Abstract
The experimental work of Mason 1 called our attention to the extremely toxic reaction produced by the implantation of liver into the abdominal cavity of animals. Ellis and Dragstedt 2 showed that death of these animals was not strictly due to toxemia but there was a constant finding of large numbers of organisms of the B. welchii group in the abdominal cavity and drew attention to the fact that this B. welchii organism was a normal inhabitant of the livers of dogs.
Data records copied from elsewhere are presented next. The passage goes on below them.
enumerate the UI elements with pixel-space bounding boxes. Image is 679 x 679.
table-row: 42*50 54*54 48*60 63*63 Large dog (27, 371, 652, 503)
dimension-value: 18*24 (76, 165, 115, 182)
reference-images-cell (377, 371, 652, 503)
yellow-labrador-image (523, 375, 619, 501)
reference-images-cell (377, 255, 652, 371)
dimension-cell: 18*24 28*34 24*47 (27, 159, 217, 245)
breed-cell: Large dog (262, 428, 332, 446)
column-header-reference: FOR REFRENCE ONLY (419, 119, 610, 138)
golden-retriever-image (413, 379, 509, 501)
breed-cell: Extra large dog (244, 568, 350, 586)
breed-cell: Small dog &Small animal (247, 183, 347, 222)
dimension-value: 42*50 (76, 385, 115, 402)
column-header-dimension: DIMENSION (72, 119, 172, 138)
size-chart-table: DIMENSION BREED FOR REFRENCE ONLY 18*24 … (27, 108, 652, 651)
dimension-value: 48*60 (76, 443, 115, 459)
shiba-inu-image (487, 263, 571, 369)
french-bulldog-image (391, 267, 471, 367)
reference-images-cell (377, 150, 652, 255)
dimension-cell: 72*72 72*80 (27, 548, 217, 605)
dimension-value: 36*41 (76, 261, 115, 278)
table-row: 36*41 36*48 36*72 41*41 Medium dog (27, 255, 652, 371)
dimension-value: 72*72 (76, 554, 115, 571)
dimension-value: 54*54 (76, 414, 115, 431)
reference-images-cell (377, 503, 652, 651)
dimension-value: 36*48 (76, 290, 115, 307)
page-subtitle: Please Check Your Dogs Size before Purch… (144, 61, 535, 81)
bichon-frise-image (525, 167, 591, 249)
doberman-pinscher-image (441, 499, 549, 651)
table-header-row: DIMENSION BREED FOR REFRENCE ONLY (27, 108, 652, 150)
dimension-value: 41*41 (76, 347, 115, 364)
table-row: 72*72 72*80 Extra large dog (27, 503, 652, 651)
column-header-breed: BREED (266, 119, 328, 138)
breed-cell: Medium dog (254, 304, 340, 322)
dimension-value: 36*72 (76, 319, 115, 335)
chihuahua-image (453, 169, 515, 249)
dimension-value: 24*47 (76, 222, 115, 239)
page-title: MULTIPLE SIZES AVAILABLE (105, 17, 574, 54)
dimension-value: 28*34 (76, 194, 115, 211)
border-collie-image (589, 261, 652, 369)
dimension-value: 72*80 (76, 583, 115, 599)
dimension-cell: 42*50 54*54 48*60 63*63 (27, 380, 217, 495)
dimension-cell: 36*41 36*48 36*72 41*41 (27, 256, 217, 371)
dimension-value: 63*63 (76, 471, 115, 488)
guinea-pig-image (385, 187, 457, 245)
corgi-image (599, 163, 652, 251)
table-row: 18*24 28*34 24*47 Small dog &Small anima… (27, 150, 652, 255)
They implanted fetal liver into the abdomens of dogs and also adult livers which had been previously autoclaved and found that no toxic reaction ensued. Our experiments were undertaken with a view to establishing the mechanism of death in peritonitis due to liver autolysis. It was found earlier in the course of these experiments that if the liver was ground and allowed to autolyse and then sterilized that its implantation into the abdomen caused the same picture of an overwhelming B. welchii peritonitis as when the infected liver had been used. The seeming contradiction in the work of Ellis and Dragstedt is probably due to the fact that in their experiments the hard cooked mass of liver had less exposed surface and did not undergo autolysis so promptly. There is, therefore, some mechanism at work by which the ordinary flora of the intestine as represented by the Welch bacilli are allowed to make their way through the intestinal wall and infect these masses of autolysed liver which are shown to have been previously sterile by culture.
The following attempts were made to isolate the toxic factor in this reaction. 100 gm. specimens of liver were ground and incubated for 24 hours and then extracted with large amounts of water.